In the last year I’ve walked down streets in Pittsburgh, PA; Savannah, GA; Irvine, CA; Brooklyn, NY; Jerusalem, Israel and New York, NY. People watching is quite interesting. I always see an infinite number of faces, shapes, dresses, types of walk, etc. You never know who you will see next. Will they exchange glances? Will they greet you with a “Hello!” Will they reciprocate your joy of living, joy of experiencing live in its fullest, and for the near future, joy of your freedom from chaos, mayhem and evil?

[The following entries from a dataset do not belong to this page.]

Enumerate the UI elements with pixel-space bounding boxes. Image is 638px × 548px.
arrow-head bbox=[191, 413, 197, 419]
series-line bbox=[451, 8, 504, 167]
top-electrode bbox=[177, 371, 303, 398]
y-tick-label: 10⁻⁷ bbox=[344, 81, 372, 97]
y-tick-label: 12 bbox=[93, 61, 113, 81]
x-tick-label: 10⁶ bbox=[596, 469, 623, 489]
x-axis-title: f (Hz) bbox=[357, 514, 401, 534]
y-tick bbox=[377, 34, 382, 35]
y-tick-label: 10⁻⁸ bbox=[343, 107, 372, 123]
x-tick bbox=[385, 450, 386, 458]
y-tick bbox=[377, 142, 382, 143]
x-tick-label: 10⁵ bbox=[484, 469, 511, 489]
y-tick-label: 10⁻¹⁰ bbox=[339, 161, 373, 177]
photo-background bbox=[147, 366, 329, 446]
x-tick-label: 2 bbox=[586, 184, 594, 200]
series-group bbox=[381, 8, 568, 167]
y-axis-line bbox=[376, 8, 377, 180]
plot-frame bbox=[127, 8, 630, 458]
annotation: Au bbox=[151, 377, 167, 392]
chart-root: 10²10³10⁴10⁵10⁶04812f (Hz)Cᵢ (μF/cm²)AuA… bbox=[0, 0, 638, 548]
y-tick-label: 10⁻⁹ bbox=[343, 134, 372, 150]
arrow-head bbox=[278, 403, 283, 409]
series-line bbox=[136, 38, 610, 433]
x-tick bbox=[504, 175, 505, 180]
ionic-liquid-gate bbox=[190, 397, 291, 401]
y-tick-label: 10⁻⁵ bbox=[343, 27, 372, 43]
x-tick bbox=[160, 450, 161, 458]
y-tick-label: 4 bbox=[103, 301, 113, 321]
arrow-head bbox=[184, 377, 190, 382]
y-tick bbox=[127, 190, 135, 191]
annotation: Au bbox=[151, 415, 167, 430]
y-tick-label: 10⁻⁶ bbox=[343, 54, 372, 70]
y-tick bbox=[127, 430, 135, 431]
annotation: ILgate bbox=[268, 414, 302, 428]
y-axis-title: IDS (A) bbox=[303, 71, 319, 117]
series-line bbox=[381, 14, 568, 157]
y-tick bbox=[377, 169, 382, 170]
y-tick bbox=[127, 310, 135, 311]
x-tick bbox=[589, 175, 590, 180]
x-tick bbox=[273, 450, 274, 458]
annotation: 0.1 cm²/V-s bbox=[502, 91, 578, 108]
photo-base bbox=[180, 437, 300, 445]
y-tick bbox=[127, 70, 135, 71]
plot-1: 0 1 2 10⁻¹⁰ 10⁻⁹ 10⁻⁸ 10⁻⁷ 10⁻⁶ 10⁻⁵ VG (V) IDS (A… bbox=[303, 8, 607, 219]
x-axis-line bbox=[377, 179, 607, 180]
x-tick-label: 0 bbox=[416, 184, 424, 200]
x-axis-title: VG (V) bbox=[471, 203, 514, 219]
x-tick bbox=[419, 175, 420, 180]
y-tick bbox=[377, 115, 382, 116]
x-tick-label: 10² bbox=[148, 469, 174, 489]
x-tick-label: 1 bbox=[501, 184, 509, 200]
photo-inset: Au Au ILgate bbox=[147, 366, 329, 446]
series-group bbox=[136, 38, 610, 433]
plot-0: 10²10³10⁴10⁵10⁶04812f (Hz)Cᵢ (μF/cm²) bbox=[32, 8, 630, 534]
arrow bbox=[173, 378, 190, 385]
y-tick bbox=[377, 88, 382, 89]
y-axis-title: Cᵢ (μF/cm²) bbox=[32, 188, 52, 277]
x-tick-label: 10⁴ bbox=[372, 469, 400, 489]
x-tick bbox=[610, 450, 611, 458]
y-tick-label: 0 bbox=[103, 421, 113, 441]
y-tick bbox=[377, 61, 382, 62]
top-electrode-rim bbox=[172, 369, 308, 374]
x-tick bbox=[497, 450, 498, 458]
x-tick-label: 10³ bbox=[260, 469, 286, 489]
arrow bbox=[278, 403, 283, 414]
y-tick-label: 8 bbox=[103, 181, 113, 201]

So it is when you move through a habitat to find and photograph butterflies. You already know most of them, and they don’t vary much from one to the next, until? Well this female caught my eye while I was photographing the site of an 800 year old, excavated synagogue in Ein Gedi, Israel. It was a tiny butterfly; her proboscis was actively collecting nectar from this bush, and she tolerated my careful approach. Azanus Ubaldus populations are found from the Dead Sea south to the tip of the Sinai Peninsula and then along the western coast of the Sinai (D. Benyamini, A Field Guide to the Butterflies of Israel). Moments later, she is gone!
The feeling of satisfaction that follows an encounter with a butterfly I’ve not ever met before is . . . Well you know the feeling. We all experience it, however it is triggered in each of us.